1回目の研究には、アメリカの大学463人が参加し、毎週の運動時間と運動強度を自己申告しました。
2回目の研究には、アメリカの大学生と職員114人が参加し、加速度計を用いて1ヶ月間の客観的な活動量を追跡しました。
研究では参加者を、運動を始めたばかりの人達と、運動を3ヶ月以上継続できている人達の二つのグループに分けました。
参加者の毎週の運動時間と運動量を調べ、活動レベルを分析しました。
結果、次のようなことが分かりました。
1、内発的動機付けの役割には、二つのグループで違いがありました。
2、運動を始めたばかりの人達が、運動により内発的動機付けを得ている場合、運動の継続に効果がありました。
3、しかしすでに運動を継続できている人達の内発的動機付けは、習慣の強化・促進に作用していました。
4、運動を始めたばかりの人達が運動を習慣化するには、運動を始める合図を設定するだけでは不十分でした。
5、朝のアラームや仕事の終わりなどの、運動を始める合図と、内発的動機付けを組み合わせることで、運動を習慣化し維持することができました。
6、もし、運動そのものが内発的動機付けとなれば、人は自動的に合図に反応して運動したくなるため、運動をするように自分を説得する必要がありません。

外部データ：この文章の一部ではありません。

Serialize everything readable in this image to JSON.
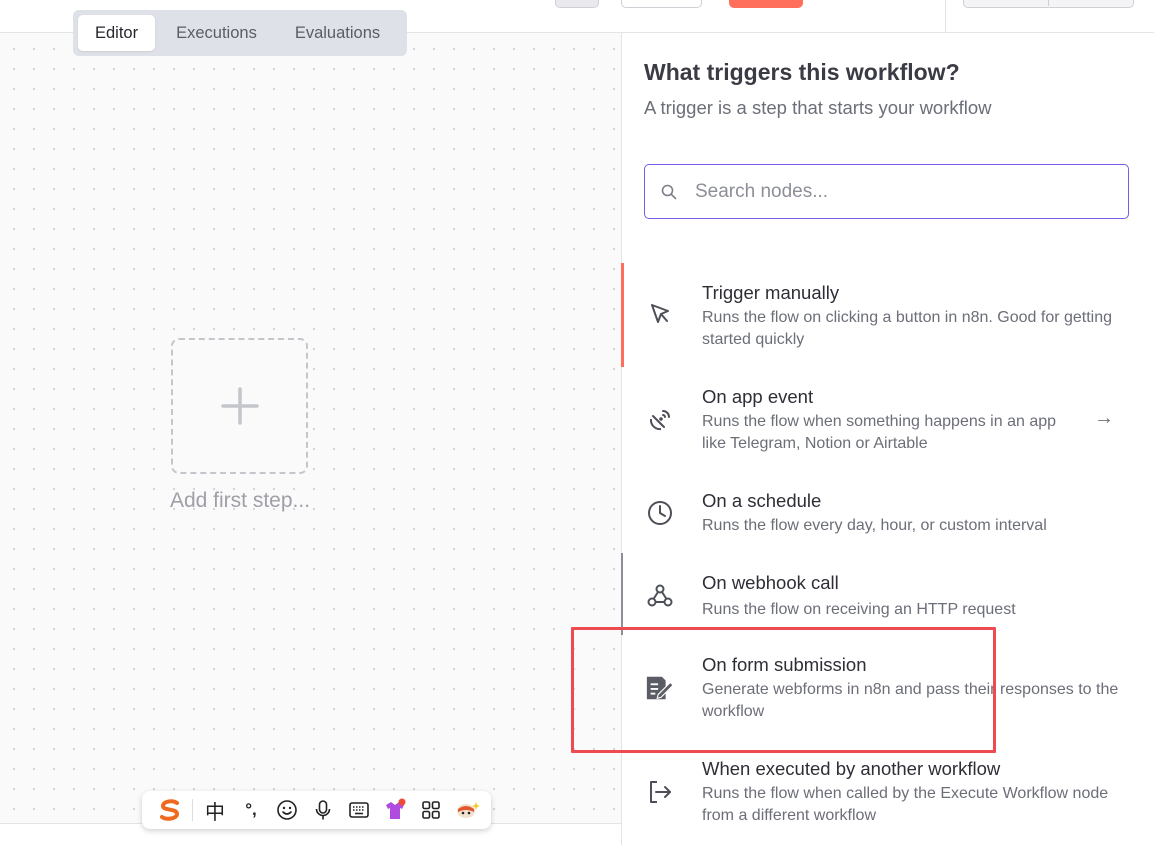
{
  "tabs": [
    {
      "label": "Editor",
      "active": true
    },
    {
      "label": "Executions",
      "active": false
    },
    {
      "label": "Evaluations",
      "active": false
    }
  ],
  "canvas": {
    "add_step_label": "Add first step..."
  },
  "panel": {
    "title": "What triggers this workflow?",
    "subtitle": "A trigger is a step that starts your workflow",
    "search_placeholder": "Search nodes...",
    "items": [
      {
        "icon": "pointer-icon",
        "title": "Trigger manually",
        "desc": "Runs the flow on clicking a button in n8n. Good for getting started quickly",
        "active": true
      },
      {
        "icon": "satellite-dish-icon",
        "title": "On app event",
        "desc": "Runs the flow when something happens in an app like Telegram, Notion or Airtable",
        "has_arrow": true
      },
      {
        "icon": "clock-icon",
        "title": "On a schedule",
        "desc": "Runs the flow every day, hour, or custom interval"
      },
      {
        "icon": "webhook-icon",
        "title": "On webhook call",
        "desc": "Runs the flow on receiving an HTTP request"
      },
      {
        "icon": "form-icon",
        "title": "On form submission",
        "desc": "Generate webforms in n8n and pass their responses to the workflow"
      },
      {
        "icon": "sign-out-icon",
        "title": "When executed by another workflow",
        "desc": "Runs the flow when called by the Execute Workflow node from a different workflow"
      }
    ]
  },
  "ime_toolbar": {
    "chinese_mode": "中",
    "punct": "°,"
  },
  "colors": {
    "accent": "#ff6f5c",
    "search_border": "#7b5ae8",
    "highlight": "#ee4b51"
  }
}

7、運動が習慣化されていないということは、ずっと努力が必要ということであり、他のやりたい事から時間を奪い続ける事になります。
8、それが、運動が続かない理由なのです。
出典:Sport, Exercise and Performance Psychology
https://psycnet.apa.org/doiLanding?doi=10.1037%2Fspy0000071
運動に限らず、初心者が新しいことを始め習慣化したいと望むなら、内発的動機付けをよく考える必要があるそう。
私が人生で一番必死で勉強したかもしれないのが、CAの訓練生時代なのですが、当初は「いつまでに〇〇課題をクリアする」という「外発的動機付け」に意識が向きがちでした。
それを「同期と励まし合うのが楽しい」という「内発的動機付け」へと昇華できたお陰で、なんとか訓練所を卒業できた気がします。
生きていれば、好きではないけれど取り組まなくてはならない事が起こります。
どうせやるのであれば、自分が喜べるポイントを探し出し、楽しみながら挑みたいものです。